Meh, from what I've read then it doesn't bother me - if nothing else, that story is from the Daily Mail. The only paper I can think of that is worse is the Sun. Eight requests and four convictions in three years, all seemingly during existing investigations (i.e. not just an arbitrary "give us your keys because we say so"), or a government that wants full access to everything that goes over the wire via a backdoor that'll leave all the encryption vulnerable?
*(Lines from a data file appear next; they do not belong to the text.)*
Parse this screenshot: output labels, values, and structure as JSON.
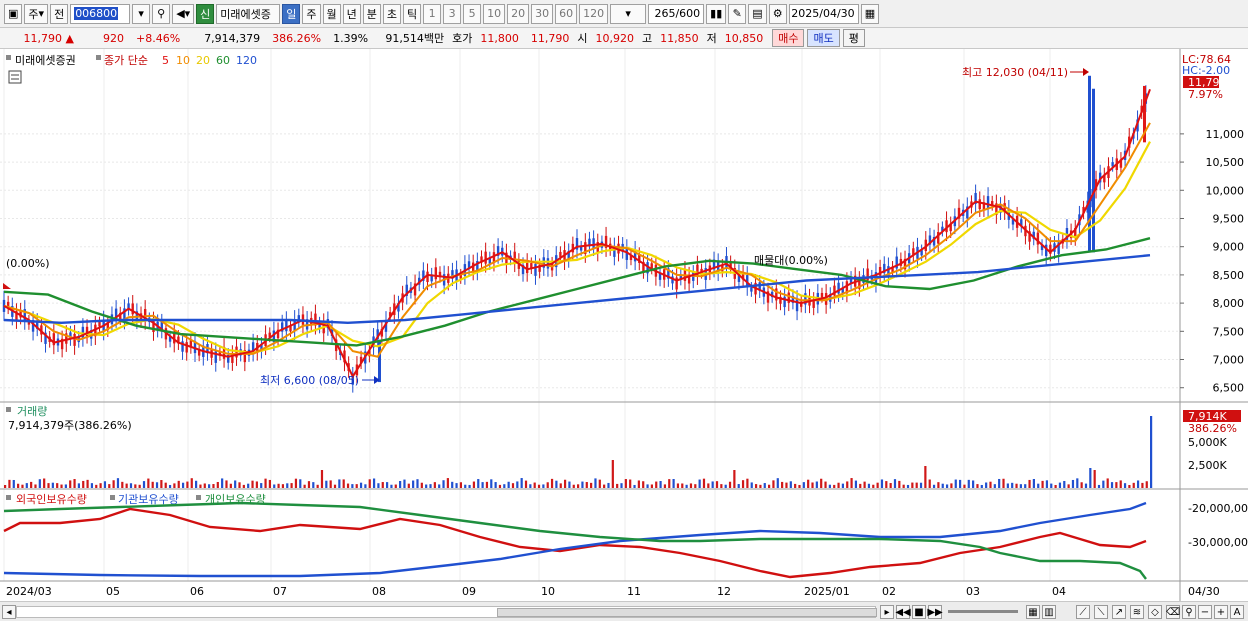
{
  "toolbar": {
    "market": "주",
    "prev": "전",
    "code": "006800",
    "name": "미래에셋증",
    "credit": "신",
    "periods": [
      "일",
      "주",
      "월",
      "년",
      "분",
      "초",
      "틱"
    ],
    "active_period": "일",
    "intervals": [
      "1",
      "3",
      "5",
      "10",
      "20",
      "30",
      "60",
      "120"
    ],
    "count": "265",
    "count_total": "/600",
    "date": "2025/04/30"
  },
  "quote": {
    "price": "11,790 ▲",
    "change": "920",
    "change_pct": "+8.46%",
    "volume": "7,914,379",
    "volume_ratio": "386.26%",
    "turnover": "1.39%",
    "amount": "91,514백만",
    "ask_label": "호가",
    "ask": "11,800",
    "bid": "11,790",
    "open_label": "시",
    "open": "10,920",
    "high_label": "고",
    "high": "11,850",
    "low_label": "저",
    "low": "10,850",
    "buy_label": "매수",
    "sell_label": "매도",
    "eval_label": "평"
  },
  "price_panel": {
    "stock_name": "미래에셋증권",
    "legend_prefix": "종가 단순",
    "ma_labels": [
      "5",
      "10",
      "20",
      "60",
      "120"
    ],
    "ma_colors": [
      "#e01010",
      "#f08c00",
      "#f0d800",
      "#1f8f2f",
      "#2050d0"
    ],
    "lc": "LC:78.64",
    "hc": "HC:-2.00",
    "last_price_tag": "11,790",
    "last_pct_tag": "7.97%",
    "left_label": "(0.00%)",
    "mid_label": "매물대(0.00%)",
    "high_annotation": "최고 12,030 (04/11)",
    "low_annotation": "최저 6,600 (08/05)",
    "y_ticks": [
      "11,000",
      "10,500",
      "10,000",
      "9,500",
      "9,000",
      "8,500",
      "8,000",
      "7,500",
      "7,000",
      "6,500"
    ]
  },
  "volume_panel": {
    "title": "거래량",
    "value_text": "7,914,379주(386.26%)",
    "tag": "7,914K",
    "tag_pct": "386.26%",
    "y_ticks": [
      "5,000K",
      "2,500K"
    ]
  },
  "holdings_panel": {
    "series": [
      "외국인보유수량",
      "기관보유수량",
      "개인보유수량"
    ],
    "series_colors": [
      "#d01010",
      "#2050d0",
      "#1f8f3f"
    ],
    "y_ticks": [
      "-20,000,00",
      "-30,000,00"
    ]
  },
  "x_axis": {
    "labels": [
      "2024/03",
      "05",
      "06",
      "07",
      "08",
      "09",
      "10",
      "11",
      "12",
      "2025/01",
      "02",
      "03",
      "04"
    ],
    "last_label": "04/30"
  },
  "chart_data": {
    "type": "line",
    "title": "",
    "series": [
      {
        "name": "종가",
        "values": [
          7950,
          7700,
          7300,
          7400,
          7600,
          7900,
          7650,
          7300,
          7150,
          7050,
          7150,
          7500,
          7700,
          7600,
          6700,
          7400,
          8100,
          8500,
          8450,
          8700,
          8900,
          8600,
          8700,
          9000,
          9050,
          8900,
          8600,
          8400,
          8550,
          8700,
          8300,
          8100,
          8000,
          8100,
          8350,
          8500,
          8700,
          9000,
          9400,
          9800,
          9700,
          9300,
          8900,
          9300,
          10200,
          10600,
          11790
        ]
      },
      {
        "name": "60",
        "values": [
          8200,
          8150,
          7850,
          7600,
          7450,
          7400,
          7350,
          7300,
          7250,
          7400,
          7600,
          7850,
          8050,
          8250,
          8450,
          8650,
          8750,
          8700,
          8600,
          8500,
          8300,
          8250,
          8400,
          8650,
          8850,
          8950,
          9150
        ]
      },
      {
        "name": "120",
        "values": [
          7700,
          7650,
          7700,
          7700,
          7700,
          7700,
          7650,
          7700,
          7800,
          7900,
          8000,
          8100,
          8200,
          8300,
          8400,
          8450,
          8500,
          8550,
          8650,
          8750,
          8850
        ]
      }
    ]
  }
}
I'll take the former, thank you

[billzo]

IBBoard, on 01 October 2010 - 01:30 PM, said:

From the looks of it then it isn't clear cut as to whether you could be compelled or not in the US - you can be compelled to hand over keys to safes, but some judges have ruled that passwords are somehow different.

The Fifth Amendment to the United States Constitution prevents the government from compelling a person to be a witness against himself.  A criminal suspect has no obligation to answer any questions, cooperate in any way with investigators, or turn over passwords.  A search warrant can be used to search for things such as keys to safes, but I don't think the government can force you to tell police where they are.  In a civil case, the Court can force you to turn over evidence against yourself during the process of discovery (something I disagree with highly).  But they cannot do so in a criminal case.

http://en.wikipedia....es_Constitution

Edited by billzo, 09 October 2010 - 01:38 PM.

[IBBoard]

Fair enough, I was just going of what I'd read about a court case that somehow decided that encryption keys were subject to different rules to safe keys, i.e. safe keys had been compelled from someone in the past, but the encryption keys weren't, even thought they're both just keys to unlock things.